No caso de Obama, a quem chamaram "o político ligado" por ser presença constante nas plataformas online, um valor em que apostou forte logo em 2008 foi justamente o das redes sociais, cada vez mais expressivas. "Em Portugal ainda não ganharam tanto essa relevância, tem que ver com as nossas idiossincrasias, mas nas eleições brasileiras tivemos o atual presidente a fazer lives em vez de campanhas porta-a-porta", explica o publicitário, atento às dezenas de vídeos em direto de fraca qualidade, amadores, cúmplices (por oposição aos media tradicionais) com que Jair Bolsonaro chegou a milhões de pessoas.
Também a viragem a favor da campanha de Obama foi tão estrondosa que o Facebook e o Twitter acabaram reverenciados como veículos da democracia. Ao mesmo tempo, o político fazia quatro a cinco comícios por dia à boa tradição americana, que estipula que o candidato deve aparecer nos locais. "O próprio Donald Trump faz comícios durante toda a semana e está em permanente campanha, mas no geral essa é uma coisa deles, não nossa", sublinha Edson Athayde.

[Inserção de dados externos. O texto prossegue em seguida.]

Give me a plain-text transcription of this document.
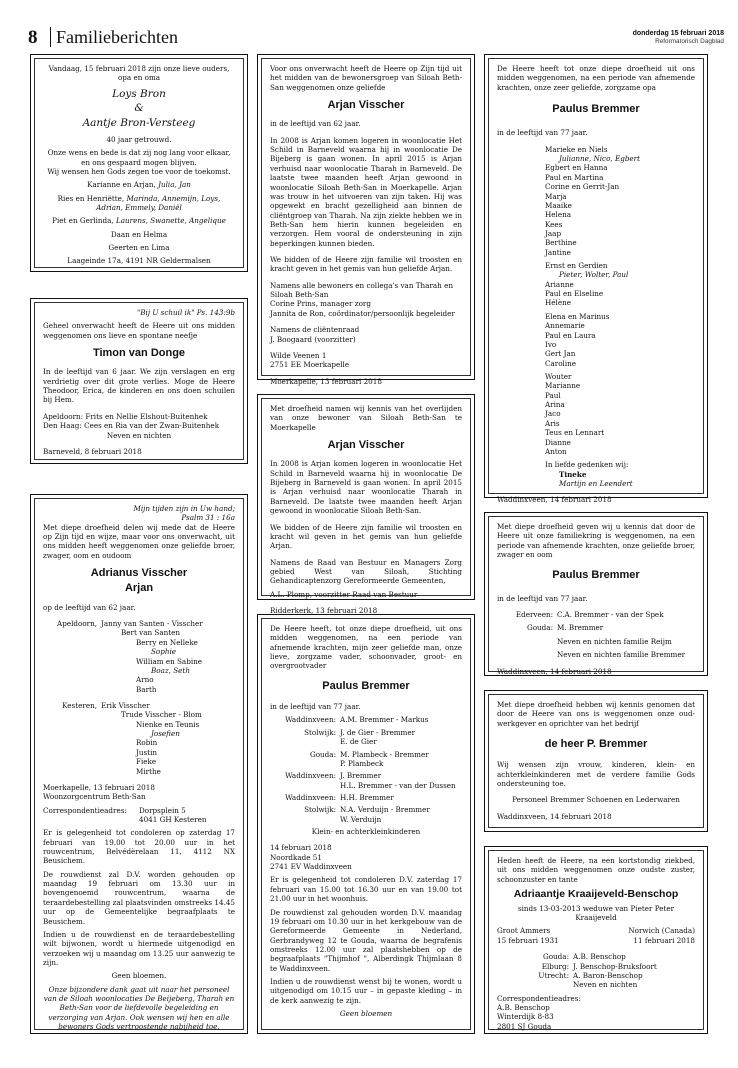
8 Familieberichten	donderdag 15 februari 2018
Reformatorisch Dagblad
Vandaag, 15 februari 2018 zijn onze lieve ouders,
opa en oma
Loys Bron
&
Aantje Bron-Versteeg
40 jaar getrouwd.
Onze wens en bede is dat zij nog lang voor elkaar,
en ons gespaard mogen blijven.
Wij wensen hen Gods zegen toe voor de toekomst.
Karianne en Arjan, Julia, Jan
Ries en Henriëtte, Marinda, Annemijn, Loys,
Adrian, Emmely, Daniël
Piet en Gerlinda, Laurens, Swanette, Angelique
Daan en Helma
Geerten en Lima
Laageinde 17a, 4191 NR Geldermalsen
"Bij U schuil ik" Ps. 143:9b
Geheel onverwacht heeft de Heere uit ons midden weggenomen ons lieve en spontane neefje
Timon van Donge
In de leeftijd van 6 jaar. We zijn verslagen en erg verdrietig over dit grote verlies. Moge de Heere Theodoor, Erica, de kinderen en ons doen schuilen bij Hem.
Apeldoorn: Frits en Nellie Elshout-Buitenhek
Den Haag: Cees en Ria van der Zwan-Buitenhek
Neven en nichten
Barneveld, 8 februari 2018
Mijn tijden zijn in Uw hand;
Psalm 31 : 16a
Met diepe droefheid delen wij mede dat de Heere op Zijn tijd en wijze, maar voor ons onverwacht, uit ons midden heeft weggenomen onze geliefde broer, zwager, oom en oudoom
Adrianus Visscher
Arjan
op de leeftijd van 62 jaar.
Apeldoorn, Janny van Santen - Visscher
Bert van Santen
Berry en Nelleke
Sophie
William en Sabine
Boaz, Seth
Arno
Barth
Kesteren, Erik Visscher
Trude Visscher - Blom
Nienke en Teunis
Josefien
Robin
Justin
Fieke
Mirthe
Moerkapelle, 13 februari 2018
Woonzorgcentrum Beth-San
Correspondentieadres:	Dorpsplein 5
4041 GH Kesteren
Er is gelegenheid tot condoleren op zaterdag 17 februari van 19.00 tot 20.00 uur in het rouwcentrum, Belvédèrelaan 11, 4112 NX Beusichem.
De rouwdienst zal D.V. worden gehouden op maandag 19 februari om 13.30 uur in bovengenoemd rouwcentrum, waarna de teraardebestelling zal plaatsvinden omstreeks 14.45 uur op de Gemeentelijke begraafplaats te Beusichem.
Indien u de rouwdienst en de teraardebestelling wilt bijwonen, wordt u hiermede uitgenodigd en verzoeken wij u maandag om 13.25 uur aanwezig te zijn.
Geen bloemen.
Onze bijzondere dank gaat uit naar het personeel van de Siloah woonlocaties De Beijeberg, Tharah en Beth-San voor de liefdevolle begeleiding en verzorging van Arjan. Ook wensen wij hen en alle bewoners Gods vertroostende nabijheid toe.
Voor ons onverwacht heeft de Heere op Zijn tijd uit het midden van de bewonersgroep van Siloah Beth-San weggenomen onze geliefde
Arjan Visscher
in de leeftijd van 62 jaar.
In 2008 is Arjan komen logeren in woonlocatie Het Schild in Barneveld waarna hij in woonlocatie De Bijeberg is gaan wonen. In april 2015 is Arjan verhuisd naar woonlocatie Tharah in Barneveld. De laatste twee maanden heeft Arjan gewoond in woonlocatie Siloah Beth-San in Moerkapelle. Arjan was trouw in het uitvoeren van zijn taken. Hij was opgewekt en bracht gezelligheid aan binnen de cliëntgroep van Tharah. Na zijn ziekte hebben we in Beth-San hem hierin kunnen begeleiden en verzorgen. Hem vooral de ondersteuning in zijn beperkingen kunnen bieden.
We bidden of de Heere zijn familie wil troosten en kracht geven in het gemis van hun geliefde Arjan.
Namens alle bewoners en collega's van Tharah en Siloah Beth-San
Corine Prins, manager zorg
Jannita de Ron, coördinator/persoonlijk begeleider
Namens de cliëntenraad
J. Boogaard (voorzitter)
Wilde Veenen 1
2751 EE Moerkapelle
Moerkapelle, 13 februari 2018
Met droefheid namen wij kennis van het overlijden van onze bewoner van Siloah Beth-San te Moerkapelle
Arjan Visscher
In 2008 is Arjan komen logeren in woonlocatie Het Schild in Barneveld waarna hij in woonlocatie De Bijeberg in Barneveld is gaan wonen. In april 2015 is Arjan verhuisd naar woonlocatie Tharah in Barneveld. De laatste twee maanden heeft Arjan gewoond in woonlocatie Siloah Beth-San.
We bidden of de Heere zijn familie wil troosten en kracht wil geven in het gemis van hun geliefde Arjan.
Namens de Raad van Bestuur en Managers Zorg gebied West van Siloah, Stichting Gehandicaptenzorg Gereformeerde Gemeenten,
A.L. Plomp, voorzitter Raad van Bestuur
Ridderkerk, 13 februari 2018
De Heere heeft, tot onze diepe droefheid, uit ons midden weggenomen, na een periode van afnemende krachten, mijn zeer geliefde man, onze lieve, zorgzame vader, schoonvader, groot- en overgrootvader
Paulus Bremmer
in de leeftijd van 77 jaar.
Waddinxveen: A.M. Bremmer - Markus
Stolwijk: J. de Gier - Bremmer
E. de Gier
Gouda: M. Plambeck - Bremmer
P. Plambeck
Waddinxveen: J. Bremmer
H.L. Bremmer - van der Dussen
Waddinxveen: H.H. Bremmer
Stolwijk: N.A. Verduijn - Bremmer
W. Verduijn
Klein- en achterkleinkinderen
14 februari 2018
Noordkade 51
2741 EV Waddinxveen
Er is gelegenheid tot condoleren D.V. zaterdag 17 februari van 15.00 tot 16.30 uur en van 19.00 tot 21.00 uur in het woonhuis.
De rouwdienst zal gehouden worden D.V. maandag 19 februari om 10.30 uur in het kerkgebouw van de Gereformeerde Gemeente in Nederland, Gerbrandyweg 12 te Gouda, waarna de begrafenis omstreeks 12.00 uur zal plaatshebben op de begraafplaats "Thijmhof ", Alberdingk Thijmlaan 8 te Waddinxveen.
Indien u de rouwdienst wenst bij te wonen, wordt u uitgenodigd om 10.15 uur – in gepaste kleding – in de kerk aanwezig te zijn.
Geen bloemen
De Heere heeft tot onze diepe droefheid uit ons midden weggenomen, na een periode van afnemende krachten, onze zeer geliefde, zorgzame opa
Paulus Bremmer
in de leeftijd van 77 jaar.
Marieke en Niels
Julianne, Nico, Egbert
Egbert en Hanna
Paul en Martina
Corine en Gerrit-Jan
Marja
Maaike
Helena
Kees
Jaap
Berthine
Jantine
Ernst en Gerdien
Pieter, Wolter, Paul
Arianne
Paul en Elseline
Hélène
Elena en Marinus
Annemarie
Paul en Laura
Ivo
Gert Jan
Caroline
Wouter
Marianne
Paul
Arina
Jaco
Aris
Teus en Lennart
Dianne
Anton
In liefde gedenken wij:
Tineke
Martijn en Leendert
Waddinxveen, 14 februari 2018
Met diepe droefheid geven wij u kennis dat door de Heere uit onze familiekring is weggenomen, na een periode van afnemende krachten, onze geliefde broer, zwager en oom
Paulus Bremmer
in de leeftijd van 77 jaar.
Ederveen: C.A. Bremmer - van der Spek
Gouda: M. Bremmer
Neven en nichten familie Reijm
Neven en nichten familie Bremmer
Waddinxveen, 14 februari 2018
Met diepe droefheid hebben wij kennis genomen dat door de Heere van ons is weggenomen onze oud-werkgever en oprichter van het bedrijf
de heer P. Bremmer
Wij wensen zijn vrouw, kinderen, klein- en achterkleinkinderen met de verdere familie Gods ondersteuning toe.
Personeel Bremmer Schoenen en Lederwaren
Waddinxveen, 14 februari 2018
Heden heeft de Heere, na een kortstondig ziekbed, uit ons midden weggenomen onze oudste zuster, schoonzuster en tante
Adriaantje Kraaijeveld-Benschop
sinds 13-03-2013 weduwe van Pieter Peter Kraaijeveld
Groot Ammers
15 februari 1931
Norwich (Canada)
11 februari 2018
Gouda: A.B. Benschop
Elburg: J. Benschop-Bruksfoort
Utrecht: A. Baron-Benschop
Neven en nichten
Correspondentieadres:
A.B. Benschop
Winterdijk 8-83
2801 SJ Gouda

O que não significa que não aconteça pontualmente. "As exceções a isto são a Madeira e os Açores, cujas características socioculturais determinam que os comícios continuem a ser muito importantes", ressalva.

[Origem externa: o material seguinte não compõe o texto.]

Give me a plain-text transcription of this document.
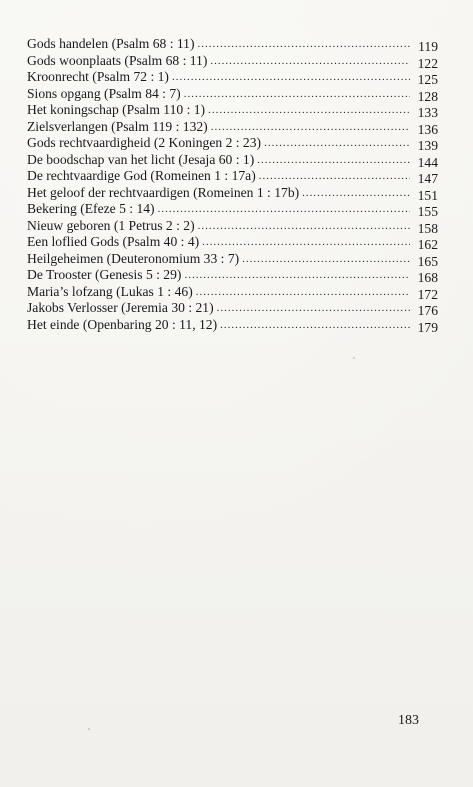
Gods handelen (Psalm 68 : 11) .....	119
Gods woonplaats (Psalm 68 : 11) .....	122
Kroonrecht (Psalm 72 : 1) .....	125
Sions opgang (Psalm 84 : 7) .....	128
Het koningschap (Psalm 110 : 1) .....	133
Zielsverlangen (Psalm 119 : 132) .....	136
Gods rechtvaardigheid (2 Koningen 2 : 23) .....	139
De boodschap van het licht (Jesaja 60 : 1) .....	144
De rechtvaardige God (Romeinen 1 : 17a) .....	147
Het geloof der rechtvaardigen (Romeinen 1 : 17b) .....	151
Bekering (Efeze 5 : 14) .....	155
Nieuw geboren (1 Petrus 2 : 2) .....	158
Een loflied Gods (Psalm 40 : 4) .....	162
Heilgeheimen (Deuteronomium 33 : 7) .....	165
De Trooster (Genesis 5 : 29) .....	168
Maria’s lofzang (Lukas 1 : 46) .....	172
Jakobs Verlosser (Jeremia 30 : 21) .....	176
Het einde (Openbaring 20 : 11, 12) .....	179
183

Curiosamente, outras campanhas mediáticas muito pouco queridas do público - como a do Brexit, favorável à saída do Reino Unido da União Europeia, e a de Trump à presidência dos EUA, ambas em 2016 - vieram diabolizar bastante as redes sociais: de amigas das liberdades individuais, da convivência pacífica e do respeito pelas diferenças, passaram a reputadas inimigas da democracia por veicularem políticas anti-imigração, de culpa das minorias pelo desemprego e até de cruzada contra os muçulmanos. "Lá está aquilo que eu dizia há pouco: não existem regras que fiquem para sempre", justifica o publicitário, habituado às contrariedades da comunicação.
De resto, é esse o principal motivo por que um candidato nunca pode ser vendido como um sabonete, na medida em que fazê-lo pode ser extremamente pejorativo para o político (e às vezes até para o sabonete): "Enquanto os objetos são controláveis e passíveis de planificar no tempo, os políticos têm família, amigos e qualquer um deles pode fazer coisas erradas", afirma Athayde, seguro de que ninguém verá um produto a cometer adultério, a assaltar um banco ou a consumir drogas como as pessoas. "Com elas, o minuto seguinte pode ser desastroso, ao passo que um sabonete não vai sair por aí a responder a outro sabonete na hora errada."
E não, não vale tudo menos tirar olhos: se é normal candidatos pequenos ganharem visibilidade com algumas polémicas, candidatos maiores terão interesse em manter-se longe delas. "A menos, claro, que se seja o Trump ou o Bolsonaro, que fazem muito barulho para cansar as pessoas do que quer que outros tenham a dizer e assim manterem o domínio da narrativa", traduz o publicitário, fascinado com este jogo de xadrez em que cada um faz o movimento que acha melhor para si. "E o pior é que a falta de ética funciona, para mal dos nossos pecados", diz. Felizmente para a política, ainda são poucos os que assaltariam um banco só para serem ricos.